- President: Priscilla Chiongbian
- Secretary-General: Miguel Escobar
- Headquarters: Alabel, Sarangani
- Ideology: Populism
- Political position: Center
- National affiliation: Lakas-CMD
- Colors: Blue

= Sarangani Reconciliation and Reformation Organization =

Political party in the Philippines

The Sarangani Reconciliation and Reformation Organization (SARRO) is a Sarangani regional political party in the Philippines, closely affiliated with the old Lakas-Christian and Muslim Democrats.
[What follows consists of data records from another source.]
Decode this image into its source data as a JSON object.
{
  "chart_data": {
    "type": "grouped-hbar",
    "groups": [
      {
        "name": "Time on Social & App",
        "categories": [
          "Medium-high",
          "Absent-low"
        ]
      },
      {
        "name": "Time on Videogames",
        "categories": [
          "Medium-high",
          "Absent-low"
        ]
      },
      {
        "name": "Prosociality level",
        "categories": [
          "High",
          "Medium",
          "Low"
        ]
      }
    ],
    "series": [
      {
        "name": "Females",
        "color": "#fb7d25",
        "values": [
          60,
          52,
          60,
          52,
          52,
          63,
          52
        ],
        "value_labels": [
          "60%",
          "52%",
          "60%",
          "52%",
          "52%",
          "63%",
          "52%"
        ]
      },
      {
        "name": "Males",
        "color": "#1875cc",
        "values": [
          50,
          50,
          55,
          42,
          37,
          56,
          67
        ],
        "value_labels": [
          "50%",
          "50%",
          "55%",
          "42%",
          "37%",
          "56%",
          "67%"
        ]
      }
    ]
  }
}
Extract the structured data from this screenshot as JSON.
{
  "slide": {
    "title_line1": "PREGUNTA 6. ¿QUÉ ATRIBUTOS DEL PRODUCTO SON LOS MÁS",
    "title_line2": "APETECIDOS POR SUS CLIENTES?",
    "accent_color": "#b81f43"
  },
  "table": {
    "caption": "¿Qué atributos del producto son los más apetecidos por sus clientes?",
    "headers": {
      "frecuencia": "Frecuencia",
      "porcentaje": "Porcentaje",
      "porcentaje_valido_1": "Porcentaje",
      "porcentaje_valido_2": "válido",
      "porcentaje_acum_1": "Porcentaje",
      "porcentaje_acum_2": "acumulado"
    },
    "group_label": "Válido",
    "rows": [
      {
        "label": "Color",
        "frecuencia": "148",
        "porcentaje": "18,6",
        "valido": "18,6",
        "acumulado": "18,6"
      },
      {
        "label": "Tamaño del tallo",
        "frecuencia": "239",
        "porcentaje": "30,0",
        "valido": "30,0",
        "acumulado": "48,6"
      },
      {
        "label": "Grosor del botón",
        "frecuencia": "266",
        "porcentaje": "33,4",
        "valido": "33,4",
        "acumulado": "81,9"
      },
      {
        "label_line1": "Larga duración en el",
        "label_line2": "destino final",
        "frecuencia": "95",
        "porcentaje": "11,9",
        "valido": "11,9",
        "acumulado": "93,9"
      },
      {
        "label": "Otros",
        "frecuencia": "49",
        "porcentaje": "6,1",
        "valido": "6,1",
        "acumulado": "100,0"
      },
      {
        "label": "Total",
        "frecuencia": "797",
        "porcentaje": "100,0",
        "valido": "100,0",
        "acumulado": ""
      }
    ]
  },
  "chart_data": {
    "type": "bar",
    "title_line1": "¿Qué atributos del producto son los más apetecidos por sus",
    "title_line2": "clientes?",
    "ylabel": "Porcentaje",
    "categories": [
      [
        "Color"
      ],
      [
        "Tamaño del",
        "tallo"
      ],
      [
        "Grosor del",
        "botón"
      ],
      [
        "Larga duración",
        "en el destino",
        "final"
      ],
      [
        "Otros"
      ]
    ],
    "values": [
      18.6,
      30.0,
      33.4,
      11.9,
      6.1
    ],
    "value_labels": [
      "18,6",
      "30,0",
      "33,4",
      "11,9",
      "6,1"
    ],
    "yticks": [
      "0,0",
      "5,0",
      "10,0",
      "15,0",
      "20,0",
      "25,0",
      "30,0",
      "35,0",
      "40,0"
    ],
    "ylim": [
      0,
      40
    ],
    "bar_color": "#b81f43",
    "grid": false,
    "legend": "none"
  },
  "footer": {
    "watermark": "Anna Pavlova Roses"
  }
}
There are no results available of the last elections for the House of Representatives, but according to the website of the House, the party holds one out of 235 seats (state of the parties, June 2005).

== Controversy ==
After the bomb attack directed at Sarangani governor Migs Dominguez in 2010, the political party claimed that their opposition, the People's Champ Movement, directed the bomb attack. The opposition later denied the allegation, stating “If they (Sarro) are implying that our group has anything to do with the explosion, I say they are hallucinating and making things up to save their crumbling campaign".

After the 2010 elections, Arturo Lawa, one of two mayoral candidates stated that the opposition canvassed their election results, leading to his victory proclaimed by the Supreme Court of the Philippines.